Week of Monday, February 19– February 25
Intercession – Man as Chaplain

So Moses returned to the Lord and said, “Alas, this people has sinned a great sin. They have made for themselves gods of gold. But now, if you will forgive their sin—but if not, please blot me out of your book that you have written.” - Exodus 32:31-32 ESV

I’ve told the story of how I was wounded with a mortar round in the aftermath of the Battle of the Black Sea (a.k.a. “Blackhawk Down”) in Mogadishu. However, when that mortar went off and hit me, I didn’t realize it, but Matt Rierson lay dead, Gary Harrell was severely wounded, and my doctor, Rob Marsh, was lying next to me, bleeding out. I tried to get up but had shrapnel in my leg, and it was still dark. So I called out, “Find Doc Marsh.” But I didn’t realize he was lying right next to me in a growing pool of blood. Shrapnel had severed his femoral artery. Medics came running over, put us on stretchers, and hurried us into a little medical tent set up by an Air Force reserve unit. They laid us side-by-side, and they were working feverishly to save Doc Marsh because he had lost a lot of blood. They hooked him up to monitors, everything was beeping, his blood pressure was dropping, and his heart rate was dropping. I looked over at him and realized he was fading fast, but they were working hard, trying to save him.

I reached over, grabbed his hand, and said, “Rob. Hold on, buddy. Hold on, hold on.  You’re gonna make it.” And then I began to pray and intercede for Rob: “God! I’m asking you in the name of Jesus, if you would just spare this one. Just spare this one God. There’s been enough loss. But would you please spare this man in Jesus’ name?” But Rob didn't move. He was flatlining. And the nurse finally said, “Sir, he’s gone.” She patted me on the shoulder, said, “He’s gone.”  I said, “No. No! He’s not gone. God has the last say.” The blood pressure machine and the heart monitor said he was dead. So, the nurse patted me on the shoulder, said, “Let him go,” and reached down, took my hand, and tried to pull us apart. I said, “I’m not letting him go.” And I continued to pray: “God, would you spare this one?”

When I read Exodus 32-34, I can relate to Moses, who also cried out to God on behalf of his people in a desperate situation. In chapter 32, while Moses was up on the mountain receiving the commandments from God, the people demanded Aaron make them a “god” to worship. You remember the sad story of how they worshipped that golden calf. When Moses came down and saw what was happening, he was hot. Apparently, so was God because He threatened to wipe them out and start over with Moses. Yet Moses stood in the gap between Holy God and sinful Israel and interceded on their behalf. In fact, he even put his own life on the line, essentially saying, “Lord, please forgive their sin, and if not, take me out instead.” God graciously forgave them, but not without consequences.

In fact, in the next chapter, God told them they could still go to the promised land and that He would send His angel, but that He wouldn’t go with them personally (33:1-3). The people were devastated, so Moses interceded for them yet again in verses 12-13. God graciously consented to accompany them to the promised land. Moses added, “If your presence will not go with me, do not bring us up from here” (v. 15). God reaffirmed, “This very thing that you have spoken I will do, for you have found favor in my sight, and I know you by name” (v. 17). Yet Moses was not done. He interceded yet again for Israel in the very next chapter (34:9).

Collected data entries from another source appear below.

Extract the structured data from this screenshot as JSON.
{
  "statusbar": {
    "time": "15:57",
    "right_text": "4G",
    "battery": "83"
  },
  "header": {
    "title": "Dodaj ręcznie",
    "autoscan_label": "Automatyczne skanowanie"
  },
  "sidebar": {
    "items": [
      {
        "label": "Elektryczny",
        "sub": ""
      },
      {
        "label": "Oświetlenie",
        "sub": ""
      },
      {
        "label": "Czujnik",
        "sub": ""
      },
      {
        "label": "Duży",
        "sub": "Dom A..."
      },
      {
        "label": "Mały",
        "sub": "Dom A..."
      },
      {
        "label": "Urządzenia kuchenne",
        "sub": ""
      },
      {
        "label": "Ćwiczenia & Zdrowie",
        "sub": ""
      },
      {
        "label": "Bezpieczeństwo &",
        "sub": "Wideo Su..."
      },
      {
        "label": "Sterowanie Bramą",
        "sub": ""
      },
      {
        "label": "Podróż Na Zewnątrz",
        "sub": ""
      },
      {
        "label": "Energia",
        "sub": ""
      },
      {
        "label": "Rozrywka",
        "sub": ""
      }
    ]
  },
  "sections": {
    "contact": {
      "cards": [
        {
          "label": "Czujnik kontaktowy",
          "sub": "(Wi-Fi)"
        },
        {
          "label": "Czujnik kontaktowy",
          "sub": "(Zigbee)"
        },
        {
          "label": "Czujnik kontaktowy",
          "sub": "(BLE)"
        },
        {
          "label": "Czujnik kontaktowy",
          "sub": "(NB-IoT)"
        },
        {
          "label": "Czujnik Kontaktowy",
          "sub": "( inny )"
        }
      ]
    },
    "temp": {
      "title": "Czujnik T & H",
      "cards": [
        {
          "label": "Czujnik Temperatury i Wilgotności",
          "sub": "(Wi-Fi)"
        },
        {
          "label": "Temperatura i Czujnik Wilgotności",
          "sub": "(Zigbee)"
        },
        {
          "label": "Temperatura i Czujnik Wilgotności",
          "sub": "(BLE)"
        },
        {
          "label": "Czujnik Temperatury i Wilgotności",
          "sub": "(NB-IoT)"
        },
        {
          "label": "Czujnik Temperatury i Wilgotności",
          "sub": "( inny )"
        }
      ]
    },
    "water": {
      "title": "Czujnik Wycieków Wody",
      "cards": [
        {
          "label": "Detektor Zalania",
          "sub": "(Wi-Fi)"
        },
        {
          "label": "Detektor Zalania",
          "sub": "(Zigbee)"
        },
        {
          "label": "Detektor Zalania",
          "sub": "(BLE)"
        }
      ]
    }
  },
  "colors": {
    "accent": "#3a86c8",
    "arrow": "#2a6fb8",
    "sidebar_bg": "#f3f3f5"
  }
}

Moses models the role of Chaplain in that he interceded, he prayed with persistence before God for the people. He resolutely stood in the gap between them and God.  As men, we must do the same with our family and friends. But we can’t give up. My mother prayed for my father for 50 years. When he came to Christ, he was radical. I saw him go into eternity talking to God.

Sometimes, we pray and don’t think God is listening. He doesn’t seem to be moving. The situation looks hopeless. Kind of like when I prayed for Doc Marsh, and the nurse said, “Let him go, sir. He’s gone.” Sometimes that’s true. Yet there are times when we need to keep praying and trust that God will come through. He did for Moses and Israel. He did for Rob Marsh, who miraculously survived and was even awarded Virginia’s “Country Doctor of the Year” in 2014. So don’t stop interceding, keep praying, and never give up. 

- As you survey your relationships and the needs of each person close to you, who do you need to be praying for?

- How much time and focus do you devote to intercessory prayer for your wife, children, and grandchildren?
- Ask God to put a burden on your heart to bring those in your circle before Him and for the persistence to keep on praying.